Futaleufú

Upon arrival it becomes pretty apparent what the main draw to ‘Futa’ is. There are as many kayaks as cars in the town, and every other business is somehow related to kayaking or rafting. The town is surrounded by mountains and retains a frontier feel reminiscent of towns in Alaska. The inhabitants are generally pretty laid-back and, when not in the water, the central plaza is a good place to relax and have a fruit juice.

Fly-fishing and trekking are also possible, but the Río Futaleufú is considered one of the top rivers worldwide for rafting, and most visitors come here to dip their toes in the water.

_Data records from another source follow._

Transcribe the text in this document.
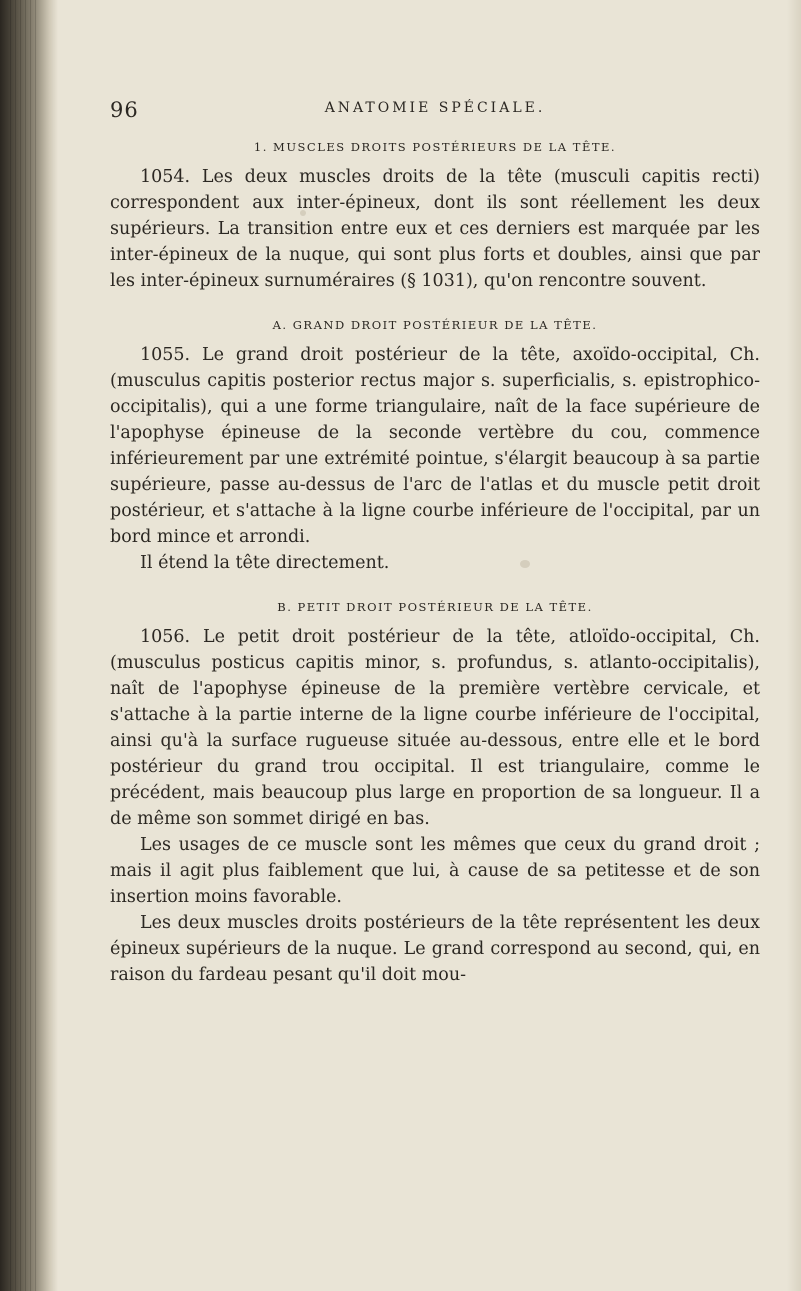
96	ANATOMIE SPÉCIALE.
1. MUSCLES DROITS POSTÉRIEURS DE LA TÊTE.

1054. Les deux muscles droits de la tête (musculi capitis recti) correspondent aux inter-épineux, dont ils sont réellement les deux supérieurs. La transition entre eux et ces derniers est marquée par les inter-épineux de la nuque, qui sont plus forts et doubles, ainsi que par les inter-épineux surnuméraires (§ 1031), qu'on rencontre souvent.

A. GRAND DROIT POSTÉRIEUR DE LA TÊTE.

1055. Le grand droit postérieur de la tête, axoïdo-occipital, Ch. (musculus capitis posterior rectus major s. superficialis, s. epistrophico-occipitalis), qui a une forme triangulaire, naît de la face supérieure de l'apophyse épineuse de la seconde vertèbre du cou, commence inférieurement par une extrémité pointue, s'élargit beaucoup à sa partie supérieure, passe au-dessus de l'arc de l'atlas et du muscle petit droit postérieur, et s'attache à la ligne courbe inférieure de l'occipital, par un bord mince et arrondi.

Il étend la tête directement.

B. PETIT DROIT POSTÉRIEUR DE LA TÊTE.

1056. Le petit droit postérieur de la tête, atloïdo-occipital, Ch. (musculus posticus capitis minor, s. profundus, s. atlanto-occipitalis), naît de l'apophyse épineuse de la première vertèbre cervicale, et s'attache à la partie interne de la ligne courbe inférieure de l'occipital, ainsi qu'à la surface rugueuse située au-dessous, entre elle et le bord postérieur du grand trou occipital. Il est triangulaire, comme le précédent, mais beaucoup plus large en proportion de sa longueur. Il a de même son sommet dirigé en bas.

Les usages de ce muscle sont les mêmes que ceux du grand droit ; mais il agit plus faiblement que lui, à cause de sa petitesse et de son insertion moins favorable.

Les deux muscles droits postérieurs de la tête représentent les deux épineux supérieurs de la nuque. Le grand correspond au second, qui, en raison du fardeau pesant qu'il doit mou-
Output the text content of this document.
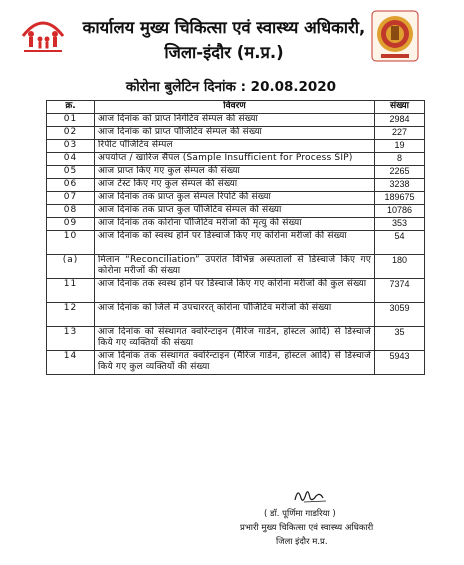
कार्यालय मुख्य चिकित्सा एवं स्वास्थ्य अधिकारी,
जिला-इंदौर (म.प्र.)
कोरोना बुलेटिन दिनांक : 20.08.2020
क्र.	विवरण	संख्या
01	आज दिनांक को प्राप्त निगेटिव सेम्पल की संख्या	2984
02	आज दिनांक को प्राप्त पॉजिटिव सेम्पल की संख्या	227
03	रिपीट पॉजिटिव सेम्पल	19
04	अपर्याप्त / खारिज सैंपल (Sample Insufficient for Process SIP)	8
05	आज प्राप्त किए गए कुल सेम्पल की संख्या	2265
06	आज टेस्ट किए गए कुल सेम्पल की संख्या	3238
07	आज दिनांक तक प्राप्त कुल सेम्पल रिपोर्ट की संख्या	189675
08	आज दिनांक तक प्राप्त कुल पॉजिटिव सेम्पल की संख्या	10786
09	आज दिनांक तक कोरोना पॉजिटिव मरीजों की मृत्यु की संख्या	353
10	आज दिनांक को स्वस्थ होने पर डिस्चार्ज किए गए कोरोना मरीजों की संख्या	54
(a)	मिलान “Reconciliation” उपरांत विभिन्न अस्पतालों से डिस्चार्ज किए गए कोरोना मरीजों की संख्या	180
11	आज दिनांक तक स्वस्थ होने पर डिस्चार्ज किए गए कोरोना मरीजों की कुल संख्या	7374
12	आज दिनांक को जिले में उपचाररत् कोरोना पॉजिटिव मरीजों की संख्या	3059
13	आज दिनांक को संस्थागत क्वोरेन्टाइन (मैरिज गार्डन, होस्टल आदि) से डिस्चार्ज किये गए व्यक्तियों की संख्या	35
14	आज दिनांक तक संस्थागत क्वोरेन्टाइन (मैरिज गार्डन, होस्टल आदि) से डिस्चार्ज किये गए कुल व्यक्तियों की संख्या	5943
( डॉ. पूर्णिमा गाडरिया )
प्रभारी मुख्य चिकित्सा एवं स्वास्थ्य अधिकारी
जिला इंदौर म.प्र.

What to see and do in Futaleufú 

Rafting and kayaking

The main attraction in the region is world-class rafting and kayaking. Professionals from across the world visit this town specifically to raft the river, so if you have never rafted before but were always curious, this is possibly the finest place in Latin America to do so.

kayak Futaleufú
The main attraction in the region is world-class rafting and kayaking © Warren.williams, Wikimedia Commons

Up to class V+ rapids offer even the most experienced kayakers a serious challenge, and the Río Futaleufú is notably safe as the main white-water sections are invariably followed by more tranquil waters which makes rescue operations easier. The Río Espolón has class III rapids suitable for less experienced rafters, and is offered by most of the operators listed.

Horses

At the northeast corner of town lies the all-important rodeo, La Medialuna. Horse-related activities are taken very seriously both here and in Palena, a consequence of the gaucho legacy. Next to the rodeo is a small lake, Laguna Espejo, and a short trail around the north shore of the lake leads up to a viewing platform, Torre de Agua, with sweeping views over the town and valley.

Hiking, trekking and rock-climbing

A number of horse, hiking and mountain-biking trails surround Futaleufú for those less interested in rafting, generally following the main rivers. To the northwest of the town are a number of lakes and trails, as well as fishing options. Day treks include Lago Azul, Lago los Cedros and Piedra del Águila – Las Cascadas del Lago Espolón. Multi-day treks are possible around Espolón. There are also rock-climbing routes in the region – ask at Las Natàlias.

Patagonia Elements offer some non-river trips, but only two tour operators focus on non-river activities: Carpintero Negro and Otro Turismo. Indeed, Futaleufú is almost a victim of its own success – rafting and kayaking have so dominated tourism in the region that other activities seem to have been squeezed out. These two operators are noteworthy for trying to promote the other (often amazing) activities the village offers.

Futaleufú 
Futaleufú offers some excellent hiking opportunities © Natalia Reyes Escobar, Wikimedia Commons

For something completely different, Somos Patagonia offers canopy tours suitable for anyone over five years old (under nine with guide). This is a short half-hour trek up, followed by six descents covering 800m.

The 12,000ha Reserva Nacional Futaleufú lies to the south of the town and has three trails and a couple of miradores, easily accessed by car. For the more adventurous, and with the advice of the CONAF guard, it is possible to hike through the reserve and on to Palena. There is a road heading south through the valley towards Cerro Cónico, but then an unmarked trail begins – this is for experienced hikers only.

Travel to Futaleufú

For those making a detour from Villa Santa Lucía on the Carretera Austral, the road ascends 30km to Puerto Ramírez. Futaleufú is a further 48km (1hr) from Puerto Ramírez along Ruta 231 (northeasterly from the junction at Puerto Ramírez). The road is of reasonable quality, although there are sections of exposed rock. Be prepared for surprising, unmarked hairpin bends, and the occasional cow in the road. There are steep ascents and descents which might be frustrating for cyclists. Initially the route climbs through a steep gorge, and then skirts around Lago Yelcho, with mountains crashing vertically into the lake.

Evidence of violent landslides is visible: deforested, scarred sections of mountainside are exposed, some presumably quite recently judging from the lack of new vegetation. You will pass snow-capped peaks along the way. This is a well-traversed section and traffic is comparatively common.

After Lago Yelcho the road winds around the Río Futaleufú, crossing a number of bridges (including over the Río Azul, another rafting river). The final section runs along the shores of Lago Lonconao and then along the Río Espolón: this sparsely populated area has spectacular mountain scenery, with snow-capped peaks, and virgin bush running down to river valleys and lakes.